Préserver la rentabilité des actifs en toutes circonstances
Un nouveau stade a été franchi avec la sortie de crise du Covid. L’intégrisme monétariste des banques a définitivement volé en éclat. Non seulement elles n’ont pas devancé par leur intervention le risque anticipé d’inflation. Mais pires que cela, elles laissent filer cette dernière sans réagir. La Fed vient de durcir le ton. Mais depuis plusieurs mois, elle évoque explicitement, chose peu commune, la situation du marché du travail, pour justifier son inaction. Tout se passe comme si dotées d’un seul instrument, elles ne parvenaient pas à piloter deux objectifs. Celui de la stabilité des prix sur le marché des biens et celui de la stabilité des prix d’actifs. Ces deux objectifs, compte tenu de la déconnexion des marchés financiers avec l’économie réelle, exposent les banques à des objectifs de plus en plus contradictoires. Nous rappelant la règle sage de Tinbergen selon laquelle, pour toute politique économique ayant des objectifs fixés, le nombre d’instruments doit être égal au nombre d’objectifs, sans quoi la politique risquera d’échouer.

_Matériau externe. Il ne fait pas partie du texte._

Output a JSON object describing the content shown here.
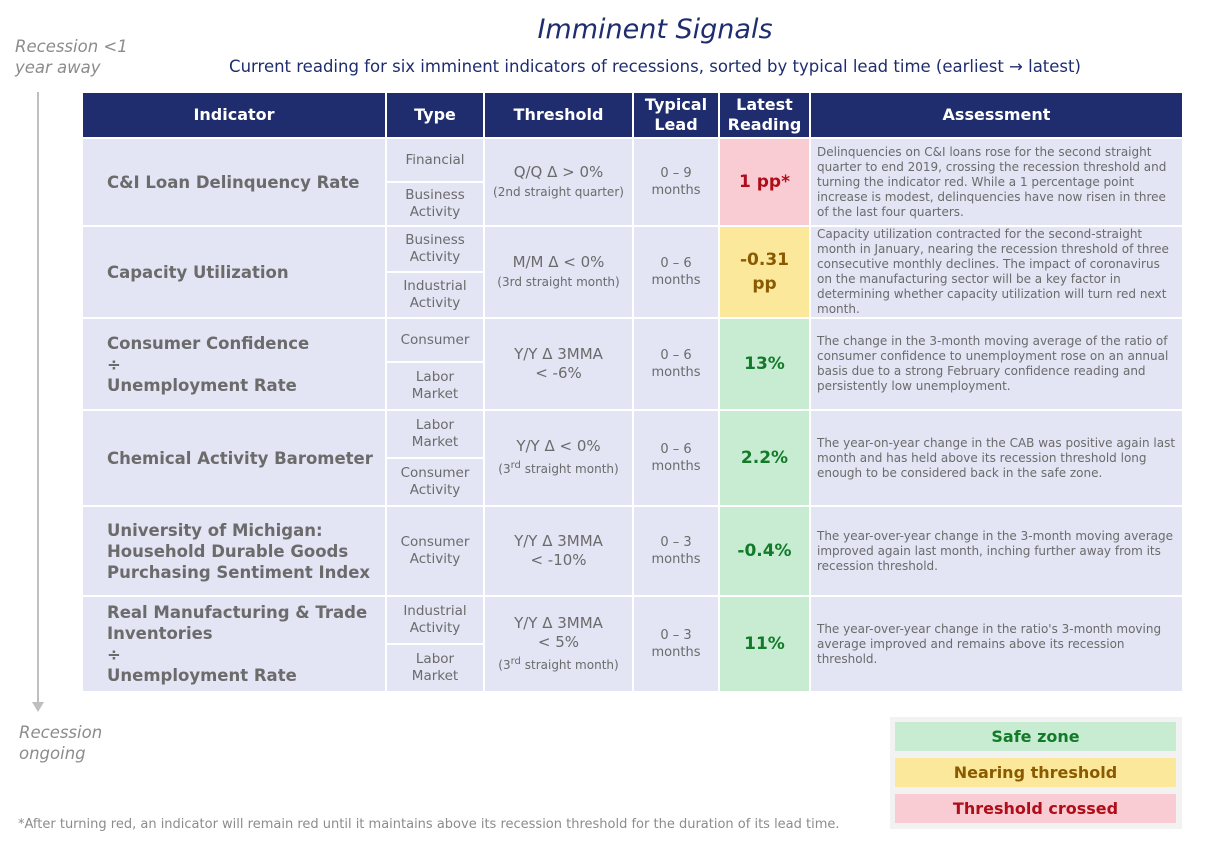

Indubitablement, les banques centrales sont tiraillées par la multitude de leurs objectifs. La résurgence de l’inflation et la concentration des risques qu’elles portent à leur bilan leur dictent de durcir les conditions monétaires. Quand la fragilité des marchés d’actifs les pousse à la tempérance. Il n’existe aucun chemin pour une remontée ordonnée des taux, même lorsque l’inflation menace. Le moindre dixième de remontée des taux fait surgir la peur d’une grande dépression à la 1929. Les banques se retrouvent dès lors piégées. Et au vu de ce dilemme, on se dit qu’elles auraient besoin d’une mise à jour de leur logiciel d’intervention et de leurs instruments pour pouvoir traiter séparément ces deux objectifs.
À moins d’admettre que leur fonction de régulation s’est silencieusement déplacée d’un objectif à un autre. Et que l’objectif ultime des banques centrales et de préserver la rentabilité des actifs en toutes circonstances. En vérité, la surévaluation chronique des marchés d’actifs et la préservation d’une gouvernance actionnariale exigeant des rendements toujours plus hauts du capital pour coller aux valeurs de marché sur vitaminées sont aussi ce qui maintient une pression permanente sur la formation des coûts et des salaires. Si l’on veut croire en la permanence d’un objectif unique des banques centrales, il faut imaginer que les grands argentiers agissent délibérément en faveur de créanciers et leur délègue la fonction de compression de l’inflation. Et disant cela, nous ne sommes pas loin de la réalité. Le Président de la Fed l’avoue lui-même : les tensions inflationnistes du moment vont se résorber d’elles-mêmes. Il oublie d’ajouter : avec l’aide de la pression des marchés.